Un mois après avoir affiché, avec les autres maires d’arrondissement de droite de la capitale, sa volonté de vacciner l’ensemble du personnel des écoles de son arrondissement, Rachida Dati semble être parvenue à ses fins. Le 28 avril, la maire du VIIe arrondissement a affirmé que tous avaient reçu une première injection. Soit quelques jours avant que le ministre de l’Education nationale, Jean-Michel Blanquer, annonce que tous les personnels scolaires recevraient une première dose avant les vacances d’été.
Priorité aux enseignants
Dans les 11 écoles élémentaires et maternelles publiques du VIIe arrondissement, tous les enseignants souhaitant être vaccinés l’ont ainsi été, d’après la mairie. Une opération qui a démarré fin mars, juste avant le début des vacances scolaires, et qui a duré environ deux semaines. Les enseignants, mais aussi tout le personnel municipal au contact des enfants, sont devenus pour un temps le nouveau public cible de la municipalité, sans critères d’âge ou de comorbidités. Tous ont reçu des doses Pfizer /BioNTech, puisque le centre de vaccination, situé au gymnase Camou, disposait alors uniquement de ce type de vaccin.
Des rendez-vous douteux
Cette action, a priori, n’a rien d’illégal… à condition de ne pas pénaliser les publics cibles, et de n’utiliser que des doses restantes. Peu après les déclarations de Rachida Dati fin mars, le préfet de police Didier Lallement avait ainsi mis en garde l’opposition parisienne et rappelé que cette opération ne devait pas se faire, via des «prises de rendez-vous spécifiques, au bénéfice de publics qui ne font pas partie, à ce stade, de cibles prioritaires de vaccination». Les préfets, en lien avec les agences régionales de santé (ARS), sont en effet les garants de l’application de la stratégie vaccinale.

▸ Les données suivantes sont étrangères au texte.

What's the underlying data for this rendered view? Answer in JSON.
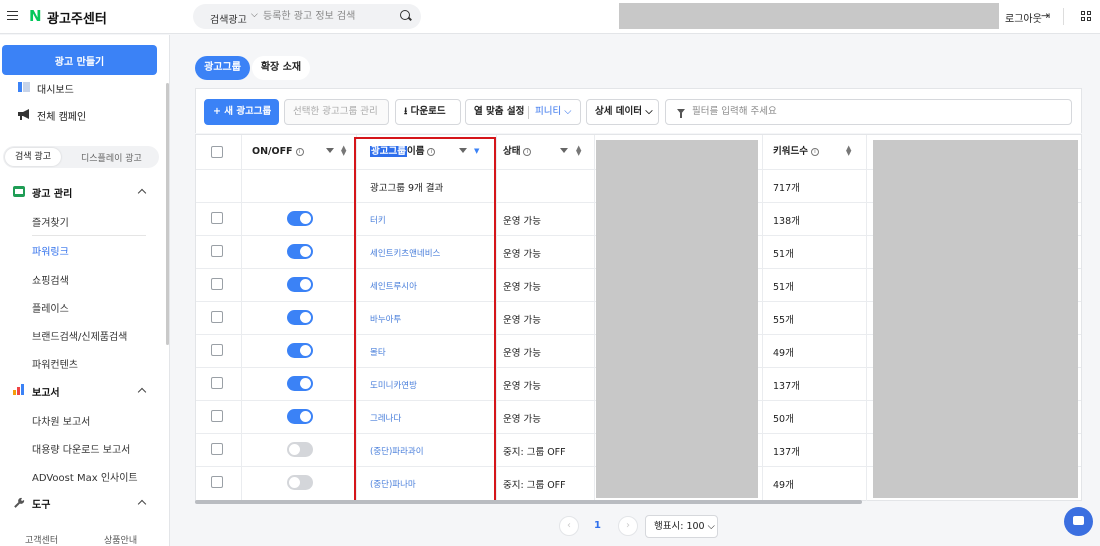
{
  "header": {
    "brand_logo": "N",
    "title": "광고주센터",
    "search_type": "검색광고",
    "search_placeholder": "등록한 광고 정보 검색",
    "logout_label": "로그아웃"
  },
  "sidebar": {
    "create_button": "광고 만들기",
    "dashboard": "대시보드",
    "all_campaigns": "전체 캠페인",
    "segment": {
      "active": "검색 광고",
      "inactive": "디스플레이 광고"
    },
    "ad_management": {
      "title": "광고 관리",
      "items": [
        "즐겨찾기",
        "파워링크",
        "쇼핑검색",
        "플레이스",
        "브랜드검색/신제품검색",
        "파워컨텐츠"
      ],
      "active_index": 1
    },
    "reports": {
      "title": "보고서",
      "items": [
        "다차원 보고서",
        "대용량 다운로드 보고서",
        "ADVoost Max 인사이트"
      ]
    },
    "tools": {
      "title": "도구"
    },
    "footer": {
      "support": "고객센터",
      "product_info": "상품안내"
    }
  },
  "tabs": {
    "ad_group": "광고그룹",
    "extension": "확장 소재"
  },
  "toolbar": {
    "new_group": "+ 새 광고그룹",
    "selected_manage": "선택한 광고그룹 관리",
    "download": "다운로드",
    "fit_setting": "열 맞춤 설정",
    "fit_value": "피니티",
    "detail_data": "상세 데이터",
    "filter_placeholder": "필터를 입력해 주세요"
  },
  "table": {
    "headers": {
      "onoff": "ON/OFF",
      "name_highlight": "광고그룹",
      "name_rest": "이름",
      "status": "상태",
      "keywords": "키워드수"
    },
    "summary": {
      "name": "광고그룹 9개 결과",
      "keywords": "717개"
    },
    "rows": [
      {
        "on": true,
        "name": "터키",
        "status": "운영 가능",
        "keywords": "138개"
      },
      {
        "on": true,
        "name": "세인트키츠앤네비스",
        "status": "운영 가능",
        "keywords": "51개"
      },
      {
        "on": true,
        "name": "세인트루시아",
        "status": "운영 가능",
        "keywords": "51개"
      },
      {
        "on": true,
        "name": "바누아투",
        "status": "운영 가능",
        "keywords": "55개"
      },
      {
        "on": true,
        "name": "몰타",
        "status": "운영 가능",
        "keywords": "49개"
      },
      {
        "on": true,
        "name": "도미니카연방",
        "status": "운영 가능",
        "keywords": "137개"
      },
      {
        "on": true,
        "name": "그레나다",
        "status": "운영 가능",
        "keywords": "50개"
      },
      {
        "on": false,
        "name": "(중단)파라과이",
        "status": "중지: 그룹 OFF",
        "keywords": "137개"
      },
      {
        "on": false,
        "name": "(중단)파나마",
        "status": "중지: 그룹 OFF",
        "keywords": "49개"
      }
    ]
  },
  "pagination": {
    "current": "1",
    "page_size": "행표시: 100"
  },
  "colors": {
    "accent": "#3b82f6",
    "highlight_border": "#d5151a",
    "brand_green": "#03c75a"
  }
}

Or le 9 avril, le Monde révèle que la maire du VIIe arrondissement est soupçonnée d’avoir pris des rendez-vous pour le personnel des écoles au détriment des publics prioritaires. L’ARS remarque en effet que le cabinet de Rachida Dati a pris de nombreux rendez-vous de vaccination sur Doctolib, pour des personnes bien plus jeunes que les 70 ans requis alors. Pour la préfecture, c’est donc la preuve que la mairie a organisé des rendez-vous pour le personnel scolaire dans la journée, ce qui est contraire aux règles, puisque cela revient à priver des personnes prioritaires.

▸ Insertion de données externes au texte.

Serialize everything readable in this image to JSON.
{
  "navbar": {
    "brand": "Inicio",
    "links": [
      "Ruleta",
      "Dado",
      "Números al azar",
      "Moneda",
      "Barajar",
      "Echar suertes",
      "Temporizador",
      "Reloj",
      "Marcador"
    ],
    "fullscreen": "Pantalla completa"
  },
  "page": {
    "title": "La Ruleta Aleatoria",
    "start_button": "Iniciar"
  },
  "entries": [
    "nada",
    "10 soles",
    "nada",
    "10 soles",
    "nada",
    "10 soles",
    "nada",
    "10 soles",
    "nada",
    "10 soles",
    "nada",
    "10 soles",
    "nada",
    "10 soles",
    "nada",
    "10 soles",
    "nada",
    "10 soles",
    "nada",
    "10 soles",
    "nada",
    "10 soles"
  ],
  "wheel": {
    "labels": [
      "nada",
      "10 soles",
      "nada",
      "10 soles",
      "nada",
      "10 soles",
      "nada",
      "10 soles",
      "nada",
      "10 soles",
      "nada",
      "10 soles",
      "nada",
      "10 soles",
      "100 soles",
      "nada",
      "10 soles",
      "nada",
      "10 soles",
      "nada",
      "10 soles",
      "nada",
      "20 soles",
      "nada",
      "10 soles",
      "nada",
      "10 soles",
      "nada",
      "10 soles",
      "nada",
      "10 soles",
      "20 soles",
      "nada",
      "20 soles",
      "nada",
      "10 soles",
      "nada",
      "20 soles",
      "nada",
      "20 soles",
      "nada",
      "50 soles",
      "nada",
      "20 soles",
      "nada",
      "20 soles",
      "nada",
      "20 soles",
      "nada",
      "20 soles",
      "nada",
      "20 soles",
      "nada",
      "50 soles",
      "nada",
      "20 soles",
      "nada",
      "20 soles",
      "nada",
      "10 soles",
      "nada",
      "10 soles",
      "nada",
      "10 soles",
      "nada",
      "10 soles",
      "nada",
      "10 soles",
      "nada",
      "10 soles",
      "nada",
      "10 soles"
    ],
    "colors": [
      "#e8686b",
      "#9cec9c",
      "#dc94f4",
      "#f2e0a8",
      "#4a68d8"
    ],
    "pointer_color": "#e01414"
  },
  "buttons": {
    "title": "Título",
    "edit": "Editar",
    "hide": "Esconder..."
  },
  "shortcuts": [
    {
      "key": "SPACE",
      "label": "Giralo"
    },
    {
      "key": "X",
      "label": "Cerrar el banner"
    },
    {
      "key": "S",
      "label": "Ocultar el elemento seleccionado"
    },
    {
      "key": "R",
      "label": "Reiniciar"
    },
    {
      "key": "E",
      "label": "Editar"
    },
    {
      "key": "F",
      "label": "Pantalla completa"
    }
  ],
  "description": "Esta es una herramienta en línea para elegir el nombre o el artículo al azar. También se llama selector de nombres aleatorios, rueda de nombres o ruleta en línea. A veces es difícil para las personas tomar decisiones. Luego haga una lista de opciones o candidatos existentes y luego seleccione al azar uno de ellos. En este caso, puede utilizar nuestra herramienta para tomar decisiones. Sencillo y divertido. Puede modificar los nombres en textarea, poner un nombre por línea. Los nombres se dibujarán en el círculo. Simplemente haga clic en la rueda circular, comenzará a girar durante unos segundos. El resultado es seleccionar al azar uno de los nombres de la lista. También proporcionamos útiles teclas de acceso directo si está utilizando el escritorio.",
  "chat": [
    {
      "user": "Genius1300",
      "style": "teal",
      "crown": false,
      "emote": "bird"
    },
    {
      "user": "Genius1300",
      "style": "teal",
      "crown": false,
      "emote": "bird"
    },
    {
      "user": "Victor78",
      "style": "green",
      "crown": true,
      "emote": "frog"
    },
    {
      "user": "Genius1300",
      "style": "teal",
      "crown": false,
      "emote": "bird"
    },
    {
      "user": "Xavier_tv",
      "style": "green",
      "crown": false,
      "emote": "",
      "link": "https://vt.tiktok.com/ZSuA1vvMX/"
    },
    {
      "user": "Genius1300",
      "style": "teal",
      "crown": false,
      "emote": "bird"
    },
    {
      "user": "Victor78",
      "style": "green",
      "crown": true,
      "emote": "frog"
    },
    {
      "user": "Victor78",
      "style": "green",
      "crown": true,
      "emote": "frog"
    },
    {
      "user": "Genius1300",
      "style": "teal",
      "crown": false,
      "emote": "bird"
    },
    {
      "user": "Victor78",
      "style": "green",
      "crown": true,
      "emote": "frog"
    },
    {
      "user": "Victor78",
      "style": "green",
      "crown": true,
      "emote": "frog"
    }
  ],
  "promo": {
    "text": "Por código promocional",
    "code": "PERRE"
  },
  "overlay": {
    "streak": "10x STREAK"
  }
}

Selon Elisabeth Kutas, représentante du syndicat des enseignants SNUipp-FSU 75, des créneaux avaient en effet été réservés pour les enseignants en pleine journée. «Dans le VIIe, la mairie a envoyé des mails aux écoles pour les prévenir qu’ils avaient des doses et qu’ils avaient réservé des créneaux hors du temps scolaire, vers 16 heures par exemple. Ce n’était pas simplement des doses restantes en fin de journée, ils les avaient déjà réservées. Ils n’avaient peut-être pas le droit, mais en même temps c’est inadmissible que notre employeur n’assure pas notre protection et se repose sur les mairies.»

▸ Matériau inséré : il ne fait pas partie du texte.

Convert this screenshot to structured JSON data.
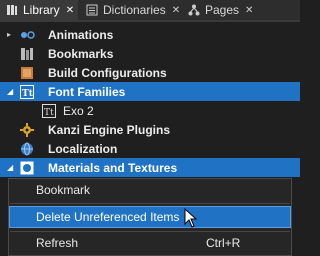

Résultat : près de 150 rendez-vous de vaccination sont annulés par l’ARS. Et l’équipe de Rachida Dati se retrouve privée de son droit d’administrateur sur Doctolib pour le centre de vaccination du VIIe arrondissement. La maire LR dénonce alors un «abus de pouvoir» et des décisions «arbitraires et injustifiées», ajoutant qu’elle «ne viole aucune règle et aucune loi en vaccinant de manière plus large».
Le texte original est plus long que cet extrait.